The Senate Intelligence Committee put John Brennan one step closer to leading the CIA on Tuesday, even though the White House has missed a deadline about releasing a classified report on the CIA's past use of torture methods like waterboarding.

In a closed-door meeting, the committee voted 12 to 3 to approve the nomination of Brennan, who currently serves as chief counterterrorism adviser to President Barack Obama. The White House had cleared the way for the affirmative vote by promising to grant some members of Congress access to secret memos laying out the legal justification for targeted killing of U.S. citizens.

But those are not the only hidden documents that human rights advocates had hoped to bring into the light during Brennan's confirmation process, a rare moment of accountability for the CIA prompted by agency Director David Petraeus' sudden resignation last year.

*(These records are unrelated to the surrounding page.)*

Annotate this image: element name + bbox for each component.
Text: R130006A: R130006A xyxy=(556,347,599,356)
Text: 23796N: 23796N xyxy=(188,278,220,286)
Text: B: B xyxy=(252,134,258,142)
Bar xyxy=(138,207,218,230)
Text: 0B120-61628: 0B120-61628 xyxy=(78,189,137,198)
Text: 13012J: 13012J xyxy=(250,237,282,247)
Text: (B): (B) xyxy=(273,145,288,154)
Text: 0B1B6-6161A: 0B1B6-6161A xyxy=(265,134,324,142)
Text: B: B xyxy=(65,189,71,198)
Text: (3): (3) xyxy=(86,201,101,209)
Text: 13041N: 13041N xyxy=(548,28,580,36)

The American Civil Liberties Union, Amnesty International, and Human Rights First had all called for the release of a Senate Intelligence Committee report on "enhanced interrogation" methods, like waterboarding, used during the George W. Bush administration.

On Tuesday, as Brennan's nomination moved forward to an expected positive vote by the full Senate without the release of that report, some of those advocates expressed disappointment.

"It sure seems like there's been no progress," said Zeke Johnson, director of Amnesty International USA's Security with Human Rights Campaign. "I think it's another symptom of the U.S. government's disregard for human rights that we've seen over the last decade now in the name of counterterrorism."

The Intelligence Committee approved its 6,000-page report on the CIA's interrogation methods in December. Chairwoman Dianne Feinstein (D-Calif.) said it included "startling" details about CIA practices like waterboarding, a form of torture, that underlined what "terrible mistakes" they were.

Since December, however, the report has been caught in classification limbo. The Obama administration was supposed to deliver comments on whether to declassify part or all of it for public review by Feb. 15. But on Tuesday, Brian Weiss, a spokesman for the Senate Intelligence Committee, confirmed that the White House had missed that deadline and has yet to give a formal response to the report. The White House did not respond to a request for comment on the reasons for the delay.

"In many ways, it is concerning that the administration hasn't made this more of a priority," said Raha Wala, advocacy counsel for Human Rights First.

Some rights advocates even saw one moment during Brennan's confirmation hearing as something of a step backward. Pressed by Sen. Carl Levin (D-Mich.) on whether he considered waterboarding a form of torture, Brennan declined to state whether he agreed with Obama that it is. Within the CIA's ranks, there is opposition to labeling former or current employees as torturers.

On Sunday, Sen. John McCain (R-Ariz.) said he still had questions for Brennan on torture. A U.N. special rapporteur also called on Tuesday for the release of the Senate report.

In August 2012, Attorney General Eric Holder announced that he would not prosecute any of the cases of alleged torture tied to the CIA's interrogation program. Releasing the Intelligence Committee's torture report is seen by many rights activists as the last chance, at least under the Obama administration, for some form of accountability.

"We obviously had some ongoing criminal investigations that are now closed, so I think that the expectation was that the CIA would cooperate [on releasing the report]," said Wala. "The oversight study is the focus of accountability efforts, because it's kind of the last key toward really revealing the details of the torture program."